D'aucuns prétendent que nous ne ferions qu'organiser une fuite en avant qui ne permettra pas de lutter contre la surpopulation des prisons. Ce n'est pas la réalité.
Plusieurs d'entre vous sur tous les bancs l'ont relevé, un des objectifs de cette loi c'est de préciser le sens de la peine privative de liberté. Nous sommes convaincus que l'emprisonnement doit concilier à la fois des objectifs de sécurité, de protection de la société, de prise de conscience, et bien sûr des objectifs de réinsertion des condamnés. Il ne s'agit pas d'opposer l'un à l'autre, toute personne détenue ayant vocation à réintégrer la société civile. D'ailleurs, aujourd'hui déjà mais encore plus demain après le vote de ce texte, le service public pénitentiaire articule sa démarche autour de ces deux axes, sans privilégier l'un par rapport à l'autre, le but étant que les personnes concernées soient en capacité, à l'issue de la peine, de mener une vie responsable et exempte d'infractions. Je dis cela parce que nous nous situons là, comme très souvent dans ce texte, dans les règles pénitentiaires européennes, qui sont très clairement, Mme la garde des sceaux l'a affirmé à plusieurs reprises, notre fil conducteur. Ainsi, le sens de la peine, que Michel Vaxès a évoqué, se réfère très précisément à la RPE 102-1.
Beaucoup d'articles du projet traitent de ce sujet de manière concrète, au-delà des principes généraux que je viens de rappeler, que ce soit le développement du travail et de l'enseignement, le maintien de l'exercice de nombreux droits en détention, comme le droit de vote quand il est préservé ou le droit au maintien d'une vie familiale grâce aux unités de vie familiale pour ne citer que quelques exemples.
MM. Bodin, Ciotti, Bénisti ont notamment évoqué la dimension de protection de la société. Grâce aux aménagements de peines et à la diversification de la réponse pénale, y compris par la prison lorsque c'est nécessaire, ce texte permettra de diminuer le nombre de peines non exécutées et de non-réponse que nos concitoyens ne comprennent pas, à juste raison. Dans ce domaine, le texte va dans le bon sens.
J'ajoute que ce projet de loi ne prévoit pas d'aménagement automatique. Même le placement sous surveillance électronique quatre mois avant la sortie sera soumis à l'appréciation du procureur, qui pourra s'opposer à cette automaticité. S'agissant de l'exigence d'une expertise psychiatrique qui se prononcerait sur le risque de récidive avant la mise en place de certains aménagements, c'est à coup sûr une piste intéressante. Le projet ne remet pas en cause, vous le savez, monsieur Ciotti, la possibilité pour les tribunaux de procéder à un emprisonnement lorsqu'ils le jugent nécessaire.
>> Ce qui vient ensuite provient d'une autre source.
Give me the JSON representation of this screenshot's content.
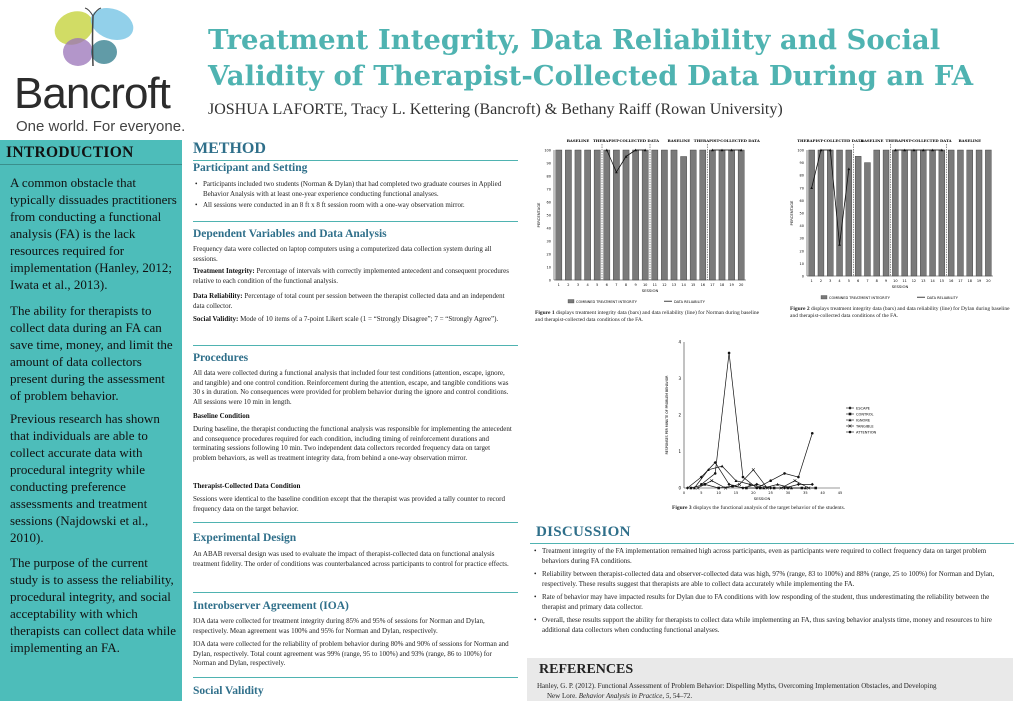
{
  "header": {
    "brand": "Bancroft",
    "tagline": "One world. For everyone.",
    "title_line1": "Treatment Integrity, Data Reliability and Social",
    "title_line2": "Validity of Therapist-Collected Data During an FA",
    "authors": "JOSHUA LAFORTE, Tracy L. Kettering (Bancroft) & Bethany Raiff (Rowan University)",
    "logo_colors": [
      "#c9d64a",
      "#7fc8e6",
      "#9a73b8",
      "#2c7a8a"
    ]
  },
  "intro": {
    "heading": "INTRODUCTION",
    "paragraphs": [
      "A common obstacle that typically dissuades practitioners from conducting a functional analysis (FA) is the lack resources required for implementation (Hanley, 2012; Iwata et al., 2013).",
      "The ability for therapists to collect data during an FA can save time, money, and limit the amount of data collectors present during the assessment of problem behavior.",
      "Previous research has shown that individuals are able to collect accurate data with procedural integrity while conducting preference assessments and treatment sessions (Najdowski et al., 2010).",
      "The purpose of the current study is to assess the reliability, procedural integrity, and social acceptability with which therapists can collect data while implementing an FA."
    ]
  },
  "method": {
    "heading": "METHOD",
    "participants": {
      "heading": "Participant and Setting",
      "bullets": [
        "Participants included two students (Norman & Dylan) that had completed two graduate courses in Applied Behavior Analysis with at least one-year experience conducting functional analyses.",
        "All sessions were conducted in an 8 ft x 8 ft session room with a one-way observation mirror."
      ]
    },
    "dv": {
      "heading": "Dependent Variables and Data Analysis",
      "p1": "Frequency data were collected on laptop computers using a computerized data collection system during all sessions.",
      "ti_label": "Treatment Integrity:",
      "ti_text": " Percentage of intervals with correctly implemented antecedent and consequent procedures relative to each condition of the functional analysis.",
      "dr_label": "Data Reliability:",
      "dr_text": " Percentage of total count per session between the therapist collected data and an independent data collector.",
      "sv_label": "Social Validity:",
      "sv_text": " Mode of 10 items of a 7-point Likert scale (1 = “Strongly Disagree”; 7 = “Strongly Agree”)."
    },
    "procedures": {
      "heading": "Procedures",
      "p1": "All data were collected during a functional analysis that included four test conditions (attention, escape, ignore, and tangible) and one control condition. Reinforcement during the attention, escape, and tangible conditions was 30 s in duration. No consequences were provided for problem behavior during the ignore and control conditions. All sessions were 10 min in length.",
      "baseline_heading": "Baseline Condition",
      "baseline_text": "During baseline, the therapist conducting the functional analysis was responsible for implementing the antecedent and consequence procedures required for each condition, including timing of reinforcement durations and terminating sessions following 10 min. Two independent data collectors recorded frequency data on target problem behaviors, as well as treatment integrity data, from behind a one-way observation mirror.",
      "tc_heading": "Therapist-Collected Data Condition",
      "tc_text": "Sessions were identical to the baseline condition except that the therapist was provided a tally counter to record frequency data on the target behavior."
    },
    "design": {
      "heading": "Experimental Design",
      "text": "An ABAB reversal design was used to evaluate the impact of therapist-collected data on functional analysis treatment fidelity. The order of conditions was counterbalanced across participants to control for practice effects."
    },
    "ioa": {
      "heading": "Interobserver Agreement (IOA)",
      "p1": "IOA data were collected for treatment integrity during 85% and 95% of sessions for Norman and Dylan, respectively. Mean agreement was 100% and 95% for Norman and Dylan, respectively.",
      "p2": "IOA data were collected for the reliability of problem behavior during 80% and 90% of sessions for Norman and Dylan, respectively. Total count agreement was 99% (range, 95 to 100%) and 93% (range, 86 to 100%) for Norman and Dylan, respectively."
    },
    "social_validity_heading": "Social Validity"
  },
  "figures": {
    "fig1": {
      "phase_labels": [
        "BASELINE",
        "THERAPIST-COLLECTED DATA",
        "BASELINE",
        "THERAPIST-COLLECTED DATA"
      ],
      "ylabel": "PERCENTAGE",
      "xlabel": "SESSION",
      "legend": [
        "COMBINED TREATMENT INTEGRITY",
        "DATA RELIABILITY"
      ],
      "caption_label": "Figure 1",
      "caption_text": " displays treatment integrity data (bars) and data reliability (line) for Norman during baseline and therapist-collected data conditions of the FA."
    },
    "fig2": {
      "phase_labels": [
        "THERAPIST-COLLECTED DATA",
        "BASELINE",
        "THERAPIST-COLLECTED DATA",
        "BASELINE"
      ],
      "ylabel": "PERCENTAGE",
      "xlabel": "SESSION",
      "legend": [
        "COMBINED TREATMENT INTEGRITY",
        "DATA RELIABILITY"
      ],
      "caption_label": "Figure 2",
      "caption_text": " displays treatment integrity data (bars) and data reliability (line) for Dylan during baseline and therapist-collected data conditions of the FA."
    },
    "fig3": {
      "ylabel": "RESPONSES PER MINUTE OF PROBLEM BEHAVIOR",
      "xlabel": "SESSION",
      "legend": [
        "ESCAPE",
        "CONTROL",
        "IGNORE",
        "TANGIBLE",
        "ATTENTION"
      ],
      "caption_label": "Figure 3",
      "caption_text": " displays the functional analysis of the target behavior of the students."
    }
  },
  "chart_data": [
    {
      "type": "bar",
      "title": "",
      "xlabel": "SESSION",
      "ylabel": "PERCENTAGE",
      "ylim": [
        0,
        100
      ],
      "x": [
        1,
        2,
        3,
        4,
        5,
        6,
        7,
        8,
        9,
        10,
        11,
        12,
        13,
        14,
        15,
        16,
        17,
        18,
        19,
        20
      ],
      "series": [
        {
          "name": "COMBINED TREATMENT INTEGRITY",
          "values": [
            100,
            100,
            100,
            100,
            100,
            100,
            100,
            100,
            100,
            100,
            100,
            100,
            100,
            95,
            100,
            100,
            100,
            100,
            100,
            100
          ]
        },
        {
          "name": "DATA RELIABILITY",
          "x": [
            6,
            7,
            8,
            9,
            10,
            17,
            18,
            19,
            20
          ],
          "values": [
            100,
            83,
            95,
            100,
            100,
            100,
            100,
            100,
            100
          ]
        }
      ],
      "phases": [
        "BASELINE",
        "THERAPIST-COLLECTED DATA",
        "BASELINE",
        "THERAPIST-COLLECTED DATA"
      ]
    },
    {
      "type": "bar",
      "title": "",
      "xlabel": "SESSION",
      "ylabel": "PERCENTAGE",
      "ylim": [
        0,
        100
      ],
      "x": [
        1,
        2,
        3,
        4,
        5,
        6,
        7,
        8,
        9,
        10,
        11,
        12,
        13,
        14,
        15,
        16,
        17,
        18,
        19,
        20
      ],
      "series": [
        {
          "name": "COMBINED TREATMENT INTEGRITY",
          "values": [
            100,
            100,
            100,
            100,
            100,
            95,
            90,
            100,
            100,
            100,
            100,
            100,
            100,
            100,
            100,
            100,
            100,
            100,
            100,
            100
          ]
        },
        {
          "name": "DATA RELIABILITY",
          "x": [
            1,
            2,
            3,
            4,
            5,
            10,
            11,
            12,
            13,
            14,
            15
          ],
          "values": [
            70,
            100,
            100,
            25,
            85,
            100,
            100,
            100,
            100,
            100,
            100
          ]
        }
      ],
      "phases": [
        "THERAPIST-COLLECTED DATA",
        "BASELINE",
        "THERAPIST-COLLECTED DATA",
        "BASELINE"
      ]
    },
    {
      "type": "line",
      "title": "",
      "xlabel": "SESSION",
      "ylabel": "RESPONSES PER MINUTE OF PROBLEM BEHAVIOR",
      "ylim": [
        0,
        4
      ],
      "xlim": [
        0,
        45
      ],
      "series": [
        {
          "name": "ESCAPE",
          "x": [
            1,
            5,
            9,
            13,
            17,
            21,
            25,
            29,
            33,
            37
          ],
          "values": [
            0,
            0.3,
            0.7,
            0.1,
            0,
            0.1,
            0,
            0,
            0.1,
            0.1
          ]
        },
        {
          "name": "CONTROL",
          "x": [
            2,
            6,
            10,
            14,
            18,
            22,
            26,
            30,
            34,
            38
          ],
          "values": [
            0,
            0.1,
            0,
            0.05,
            0,
            0,
            0,
            0,
            0,
            0
          ]
        },
        {
          "name": "IGNORE",
          "x": [
            3,
            7,
            11,
            15,
            19,
            23,
            27,
            31,
            35
          ],
          "values": [
            0,
            0.5,
            0.6,
            0.2,
            0.1,
            0,
            0.1,
            0,
            0
          ]
        },
        {
          "name": "TANGIBLE",
          "x": [
            4,
            8,
            12,
            16,
            20,
            24,
            28,
            32,
            36
          ],
          "values": [
            0,
            0.2,
            0,
            0.1,
            0.5,
            0,
            0,
            0.2,
            0
          ]
        },
        {
          "name": "ATTENTION",
          "x": [
            5,
            9,
            13,
            17,
            21,
            25,
            29,
            33,
            37
          ],
          "values": [
            0.1,
            0.4,
            3.7,
            0.3,
            0,
            0.2,
            0.4,
            0.3,
            1.5
          ]
        }
      ]
    }
  ],
  "discussion": {
    "heading": "DISCUSSION",
    "bullets": [
      "Treatment integrity of the FA implementation remained high across participants, even as participants were required to collect frequency data on target problem behaviors during FA conditions.",
      "Reliability between therapist-collected data and observer-collected data was high, 97% (range, 83 to 100%) and 88% (range, 25 to 100%) for Norman and Dylan, respectively. These results suggest that therapists are able to collect data accurately while implementing the FA.",
      "Rate of behavior may have impacted results for Dylan due to FA conditions with low responding of the student, thus underestimating the reliability between the therapist and primary data collector.",
      "Overall, these results support the ability for therapists to collect data while implementing an FA, thus saving behavior analysts time, money and resources to hire additional data collectors when conducting functional analyses."
    ]
  },
  "references": {
    "heading": "REFERENCES",
    "ref1_a": "Hanley, G. P. (2012). Functional Assessment of Problem Behavior: Dispelling Myths, Overcoming Implementation Obstacles, and Developing",
    "ref1_b": "New Lore. ",
    "ref1_journal": "Behavior Analysis in Practice, 5",
    "ref1_end": ", 54–72."
  }
}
Il ne remet pas en cause la possibilité pour le tribunal correctionnel de décerner un mandat de dépôt à l'audience, en comparution immédiate par exemple, ou de prolonger les effets d'un mandat de dépôt après une information judiciaire. Il permet d'étendre les aménagements mais n'empêche pas une réaction rapide ou une incarcération immédiate lorsque le tribunal le décide.
M. Braouezec a évoqué l'importance de la jurisprudence européenne. Il est vrai que celle-ci a permis de multiples changements et évolutions dans notre droit pénitentiaire : l'introduction du principe du contradictoire, la motivation des décisions, notamment en matière d'isolement, de parloir, de transfert, l'ouverture des voies de recours, un droit disciplinaire ainsi qu'une amélioration – même si nous savons que nous avons encore du chemin à parcourir, mais tout ne peut pas être résolu par cette loi – des procédures de fouille dans le respect de la dignité de la personne.
À propos de ces règles pénitentiaires, plusieurs d'entre vous, notamment Mme Guigou, ont évoqué la question du moratoire de ce printemps. Je disais en introduction de mon propos, et Michèle Alliot-Marie le soulignait également au début de ce débat, l'application de ces règles est, pour nous, l'objectif. D'ailleurs, dans la pratique, vous savez que beaucoup d'établissements, y compris des établissements pour mineurs, madame Filippetti, se réfèrent à certaines de ces règles, principales, pour obtenir un label. Cela ne veut pas dire que les 108 règles ne sont pas prises en compte et ne sont pas notre fil conducteur dans ce domaine. Nous allons continuer à progresser.